Man fires conductor, board fires man
mainTurmoil at the San Luis Obispo Symphony, midway between San Francisco and LA.
Three months ago executive director Edmund Feingold terminated the music director Michael Nowak, who had served for 31 years.
This weekend, the board fired Feingold, who had been in the job for just over a year.
Looks like a clever way for the board to have a completely clean slate. Get your executive director to do the dirty work and then you fire him. Normally, the board of an American orchestra hires and fires the music director so they had only enough spine to fire one but not both. What a bunch of gelatinous cowards.

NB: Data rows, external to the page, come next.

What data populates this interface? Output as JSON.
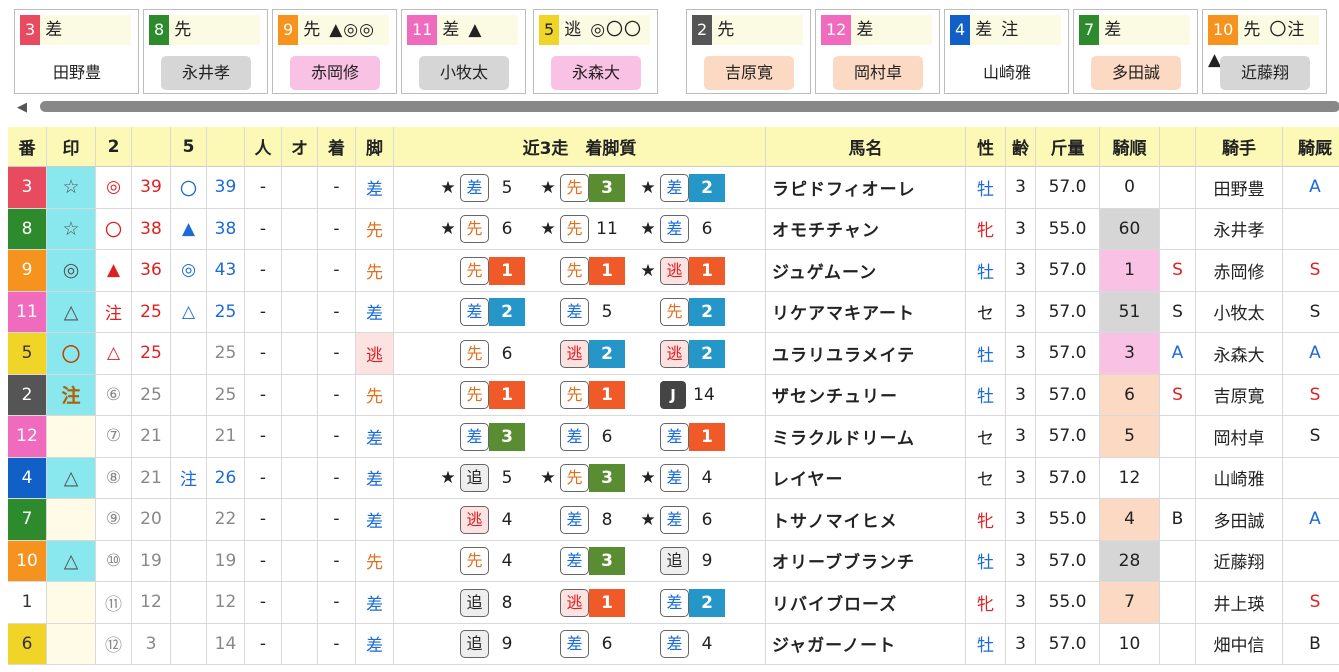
{
  "colors": {
    "w1": "#e84a5f",
    "w2": "#222222",
    "w3": "#e84a5f",
    "w4": "#1060c8",
    "w5": "#f0d428",
    "w6": "#f0d428",
    "w7": "#2d8a2d",
    "w8": "#2d8a2d",
    "w9": "#f5931e",
    "w10": "#f5931e",
    "w11": "#f06bbd",
    "w12": "#f06bbd",
    "gray": "#555555",
    "pink": "#f5a8d6",
    "peach": "#fcd9c2",
    "graybg": "#d6d6d6"
  },
  "cards": [
    {
      "num": "3",
      "style": "差",
      "marks": "",
      "jockey": "田野豊",
      "num_color": "#e84a5f",
      "jk_bg": "#ffffff"
    },
    {
      "num": "8",
      "style": "先",
      "marks": "",
      "jockey": "永井孝",
      "num_color": "#2d8a2d",
      "jk_bg": "#d6d6d6"
    },
    {
      "num": "9",
      "style": "先",
      "marks": "▲◎◎",
      "jockey": "赤岡修",
      "num_color": "#f5931e",
      "jk_bg": "#f9c2e4"
    },
    {
      "num": "11",
      "style": "差",
      "marks": "▲",
      "jockey": "小牧太",
      "num_color": "#f06bbd",
      "jk_bg": "#d6d6d6"
    },
    {
      "num": "5",
      "style": "逃",
      "marks": "◎〇〇",
      "jockey": "永森大",
      "num_color": "#f0d428",
      "jk_bg": "#f9c2e4"
    },
    {
      "num": "2",
      "style": "先",
      "marks": "",
      "jockey": "吉原寛",
      "num_color": "#555555",
      "jk_bg": "#fcd9c2"
    },
    {
      "num": "12",
      "style": "差",
      "marks": "",
      "jockey": "岡村卓",
      "num_color": "#f06bbd",
      "jk_bg": "#fcd9c2"
    },
    {
      "num": "4",
      "style": "差",
      "marks": "注",
      "jockey": "山崎雅",
      "num_color": "#1060c8",
      "jk_bg": "#ffffff"
    },
    {
      "num": "7",
      "style": "差",
      "marks": "",
      "jockey": "多田誠",
      "num_color": "#2d8a2d",
      "jk_bg": "#fcd9c2"
    },
    {
      "num": "10",
      "style": "先",
      "marks": "〇注▲",
      "jockey": "近藤翔",
      "num_color": "#f5931e",
      "jk_bg": "#d6d6d6"
    }
  ],
  "table": {
    "headers": [
      "番",
      "印",
      "2",
      "",
      "5",
      "",
      "人",
      "オ",
      "着",
      "脚",
      "近3走　着脚質",
      "馬名",
      "性",
      "齢",
      "斤量",
      "騎順",
      "",
      "騎手",
      "騎厩"
    ],
    "rows": [
      {
        "num": "3",
        "num_bg": "#e84a5f",
        "mark": "☆",
        "c2m": "◎",
        "c2v": "39",
        "c5m": "〇",
        "c5v": "39",
        "pop": "-",
        "odds": "",
        "fin": "-",
        "leg": "差",
        "leg_cls": "blue",
        "leg_bg": "",
        "runs": [
          {
            "star": "★",
            "st": "差",
            "sc": "b",
            "pos": "5",
            "pc": ""
          },
          {
            "star": "★",
            "st": "先",
            "sc": "o",
            "pos": "3",
            "pc": "p3"
          },
          {
            "star": "★",
            "st": "差",
            "sc": "b",
            "pos": "2",
            "pc": "p2"
          }
        ],
        "horse": "ラピドフィオーレ",
        "sex": "牡",
        "sex_cls": "blue",
        "age": "3",
        "wt": "57.0",
        "jr": "0",
        "jr_bg": "",
        "ja": "",
        "ja_cls": "",
        "jockey": "田野豊",
        "jk": "A",
        "jk_cls": "blue"
      },
      {
        "num": "8",
        "num_bg": "#2d8a2d",
        "mark": "☆",
        "c2m": "〇",
        "c2v": "38",
        "c5m": "▲",
        "c5v": "38",
        "pop": "-",
        "odds": "",
        "fin": "-",
        "leg": "先",
        "leg_cls": "orange",
        "leg_bg": "",
        "runs": [
          {
            "star": "★",
            "st": "先",
            "sc": "o",
            "pos": "6",
            "pc": ""
          },
          {
            "star": "★",
            "st": "先",
            "sc": "o",
            "pos": "11",
            "pc": ""
          },
          {
            "star": "★",
            "st": "差",
            "sc": "b",
            "pos": "6",
            "pc": ""
          }
        ],
        "horse": "オモチチャン",
        "sex": "牝",
        "sex_cls": "red",
        "age": "3",
        "wt": "55.0",
        "jr": "60",
        "jr_bg": "#d6d6d6",
        "ja": "",
        "ja_cls": "",
        "jockey": "永井孝",
        "jk": "",
        "jk_cls": ""
      },
      {
        "num": "9",
        "num_bg": "#f5931e",
        "mark": "◎",
        "c2m": "▲",
        "c2v": "36",
        "c5m": "◎",
        "c5v": "43",
        "pop": "-",
        "odds": "",
        "fin": "-",
        "leg": "先",
        "leg_cls": "orange",
        "leg_bg": "",
        "runs": [
          {
            "star": "",
            "st": "先",
            "sc": "o",
            "pos": "1",
            "pc": "p1"
          },
          {
            "star": "",
            "st": "先",
            "sc": "o",
            "pos": "1",
            "pc": "p1"
          },
          {
            "star": "★",
            "st": "逃",
            "sc": "r",
            "pos": "1",
            "pc": "p1"
          }
        ],
        "horse": "ジュゲムーン",
        "sex": "牡",
        "sex_cls": "blue",
        "age": "3",
        "wt": "57.0",
        "jr": "1",
        "jr_bg": "#f9c2e4",
        "ja": "S",
        "ja_cls": "red",
        "jockey": "赤岡修",
        "jk": "S",
        "jk_cls": "red"
      },
      {
        "num": "11",
        "num_bg": "#f06bbd",
        "mark": "△",
        "c2m": "注",
        "c2v": "25",
        "c5m": "△",
        "c5v": "25",
        "pop": "-",
        "odds": "",
        "fin": "-",
        "leg": "差",
        "leg_cls": "blue",
        "leg_bg": "",
        "runs": [
          {
            "star": "",
            "st": "差",
            "sc": "b",
            "pos": "2",
            "pc": "p2"
          },
          {
            "star": "",
            "st": "差",
            "sc": "b",
            "pos": "5",
            "pc": ""
          },
          {
            "star": "",
            "st": "先",
            "sc": "o",
            "pos": "2",
            "pc": "p2"
          }
        ],
        "horse": "リケアマキアート",
        "sex": "セ",
        "sex_cls": "",
        "age": "3",
        "wt": "57.0",
        "jr": "51",
        "jr_bg": "#d6d6d6",
        "ja": "S",
        "ja_cls": "",
        "jockey": "小牧太",
        "jk": "S",
        "jk_cls": ""
      },
      {
        "num": "5",
        "num_bg": "#f0d428",
        "mark": "〇",
        "c2m": "△",
        "c2v": "25",
        "c5m": "",
        "c5v": "25",
        "pop": "-",
        "odds": "",
        "fin": "-",
        "leg": "逃",
        "leg_cls": "red",
        "leg_bg": "#fde2e2",
        "runs": [
          {
            "star": "",
            "st": "先",
            "sc": "o",
            "pos": "6",
            "pc": ""
          },
          {
            "star": "",
            "st": "逃",
            "sc": "r",
            "pos": "2",
            "pc": "p2"
          },
          {
            "star": "",
            "st": "逃",
            "sc": "r",
            "pos": "2",
            "pc": "p2"
          }
        ],
        "horse": "ユラリユラメイテ",
        "sex": "牡",
        "sex_cls": "blue",
        "age": "3",
        "wt": "57.0",
        "jr": "3",
        "jr_bg": "#f9c2e4",
        "ja": "A",
        "ja_cls": "blue",
        "jockey": "永森大",
        "jk": "A",
        "jk_cls": "blue"
      },
      {
        "num": "2",
        "num_bg": "#555555",
        "mark": "注",
        "c2m": "⑥",
        "c2v": "25",
        "c5m": "",
        "c5v": "25",
        "pop": "-",
        "odds": "",
        "fin": "-",
        "leg": "先",
        "leg_cls": "orange",
        "leg_bg": "",
        "runs": [
          {
            "star": "",
            "st": "先",
            "sc": "o",
            "pos": "1",
            "pc": "p1"
          },
          {
            "star": "",
            "st": "先",
            "sc": "o",
            "pos": "1",
            "pc": "p1"
          },
          {
            "star": "",
            "st": "J",
            "sc": "j",
            "pos": "14",
            "pc": ""
          }
        ],
        "horse": "ザセンチュリー",
        "sex": "牡",
        "sex_cls": "blue",
        "age": "3",
        "wt": "57.0",
        "jr": "6",
        "jr_bg": "#fcd9c2",
        "ja": "S",
        "ja_cls": "red",
        "jockey": "吉原寛",
        "jk": "S",
        "jk_cls": "red"
      },
      {
        "num": "12",
        "num_bg": "#f06bbd",
        "mark": "",
        "c2m": "⑦",
        "c2v": "21",
        "c5m": "",
        "c5v": "21",
        "pop": "-",
        "odds": "",
        "fin": "-",
        "leg": "差",
        "leg_cls": "blue",
        "leg_bg": "",
        "runs": [
          {
            "star": "",
            "st": "差",
            "sc": "b",
            "pos": "3",
            "pc": "p3"
          },
          {
            "star": "",
            "st": "差",
            "sc": "b",
            "pos": "6",
            "pc": ""
          },
          {
            "star": "",
            "st": "差",
            "sc": "b",
            "pos": "1",
            "pc": "p1"
          }
        ],
        "horse": "ミラクルドリーム",
        "sex": "セ",
        "sex_cls": "",
        "age": "3",
        "wt": "57.0",
        "jr": "5",
        "jr_bg": "#fcd9c2",
        "ja": "",
        "ja_cls": "",
        "jockey": "岡村卓",
        "jk": "S",
        "jk_cls": ""
      },
      {
        "num": "4",
        "num_bg": "#1060c8",
        "mark": "△",
        "c2m": "⑧",
        "c2v": "21",
        "c5m": "注",
        "c5v": "26",
        "pop": "-",
        "odds": "",
        "fin": "-",
        "leg": "差",
        "leg_cls": "blue",
        "leg_bg": "",
        "runs": [
          {
            "star": "★",
            "st": "追",
            "sc": "k",
            "pos": "5",
            "pc": ""
          },
          {
            "star": "★",
            "st": "先",
            "sc": "o",
            "pos": "3",
            "pc": "p3"
          },
          {
            "star": "★",
            "st": "差",
            "sc": "b",
            "pos": "4",
            "pc": ""
          }
        ],
        "horse": "レイヤー",
        "sex": "セ",
        "sex_cls": "",
        "age": "3",
        "wt": "57.0",
        "jr": "12",
        "jr_bg": "",
        "ja": "",
        "ja_cls": "",
        "jockey": "山崎雅",
        "jk": "",
        "jk_cls": ""
      },
      {
        "num": "7",
        "num_bg": "#2d8a2d",
        "mark": "",
        "c2m": "⑨",
        "c2v": "20",
        "c5m": "",
        "c5v": "22",
        "pop": "-",
        "odds": "",
        "fin": "-",
        "leg": "差",
        "leg_cls": "blue",
        "leg_bg": "",
        "runs": [
          {
            "star": "",
            "st": "逃",
            "sc": "r",
            "pos": "4",
            "pc": ""
          },
          {
            "star": "",
            "st": "差",
            "sc": "b",
            "pos": "8",
            "pc": ""
          },
          {
            "star": "★",
            "st": "差",
            "sc": "b",
            "pos": "6",
            "pc": ""
          }
        ],
        "horse": "トサノマイヒメ",
        "sex": "牝",
        "sex_cls": "red",
        "age": "3",
        "wt": "55.0",
        "jr": "4",
        "jr_bg": "#fcd9c2",
        "ja": "B",
        "ja_cls": "",
        "jockey": "多田誠",
        "jk": "A",
        "jk_cls": "blue"
      },
      {
        "num": "10",
        "num_bg": "#f5931e",
        "mark": "△",
        "c2m": "⑩",
        "c2v": "19",
        "c5m": "",
        "c5v": "19",
        "pop": "-",
        "odds": "",
        "fin": "-",
        "leg": "先",
        "leg_cls": "orange",
        "leg_bg": "",
        "runs": [
          {
            "star": "",
            "st": "先",
            "sc": "o",
            "pos": "4",
            "pc": ""
          },
          {
            "star": "",
            "st": "差",
            "sc": "b",
            "pos": "3",
            "pc": "p3"
          },
          {
            "star": "",
            "st": "追",
            "sc": "k",
            "pos": "9",
            "pc": ""
          }
        ],
        "horse": "オリーブブランチ",
        "sex": "牡",
        "sex_cls": "blue",
        "age": "3",
        "wt": "57.0",
        "jr": "28",
        "jr_bg": "#d6d6d6",
        "ja": "",
        "ja_cls": "",
        "jockey": "近藤翔",
        "jk": "",
        "jk_cls": ""
      },
      {
        "num": "1",
        "num_bg": "#ffffff",
        "mark": "",
        "c2m": "⑪",
        "c2v": "12",
        "c5m": "",
        "c5v": "12",
        "pop": "-",
        "odds": "",
        "fin": "-",
        "leg": "差",
        "leg_cls": "blue",
        "leg_bg": "",
        "runs": [
          {
            "star": "",
            "st": "追",
            "sc": "k",
            "pos": "8",
            "pc": ""
          },
          {
            "star": "",
            "st": "逃",
            "sc": "r",
            "pos": "1",
            "pc": "p1"
          },
          {
            "star": "",
            "st": "差",
            "sc": "b",
            "pos": "2",
            "pc": "p2"
          }
        ],
        "horse": "リバイブローズ",
        "sex": "牝",
        "sex_cls": "red",
        "age": "3",
        "wt": "55.0",
        "jr": "7",
        "jr_bg": "#fcd9c2",
        "ja": "",
        "ja_cls": "",
        "jockey": "井上瑛",
        "jk": "S",
        "jk_cls": "red"
      },
      {
        "num": "6",
        "num_bg": "#f0d428",
        "mark": "",
        "c2m": "⑫",
        "c2v": "3",
        "c5m": "",
        "c5v": "14",
        "pop": "-",
        "odds": "",
        "fin": "-",
        "leg": "差",
        "leg_cls": "blue",
        "leg_bg": "",
        "runs": [
          {
            "star": "",
            "st": "追",
            "sc": "k",
            "pos": "9",
            "pc": ""
          },
          {
            "star": "",
            "st": "差",
            "sc": "b",
            "pos": "6",
            "pc": ""
          },
          {
            "star": "",
            "st": "差",
            "sc": "b",
            "pos": "4",
            "pc": ""
          }
        ],
        "horse": "ジャガーノート",
        "sex": "牡",
        "sex_cls": "blue",
        "age": "3",
        "wt": "57.0",
        "jr": "10",
        "jr_bg": "",
        "ja": "",
        "ja_cls": "",
        "jockey": "畑中信",
        "jk": "B",
        "jk_cls": ""
      }
    ]
  }
}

Pretty good speculation, Doug. This half year later, I feel that this needs to be corrected as this article creates a false impression of the events. The board hires and fires the Executive Director and Music Director and took action on both. The board made this decision to fire the Music Director, not me. I was instructed as the chief executive to send a press release, drafted by an independent contractor and hired by the board, announcing this change under my name. That does not change that the board made the decision and directed the course of action following the dismissal of the music director. I am happy to be done with this issue and only write in here because the author of this article has been careless in his analysis of the events. I felt this deserved correction as a record of the events that transpired. Thank you, Doug, for your speculation is more on the mark than the original article. I wish all, including Michael Nowak, well in the future and hope that these changes are the best for everyone.
I am surprised this happened even though it is so late, Mike Nowak worked on many Hollywood movie scores in the past with Composers like Alan Silvestri and John Williams.
Doug, that sounds like rampant speculation. It’s equally possible the board was angry he fired the M.D. so they fired him. Perhaps the true facts will come out.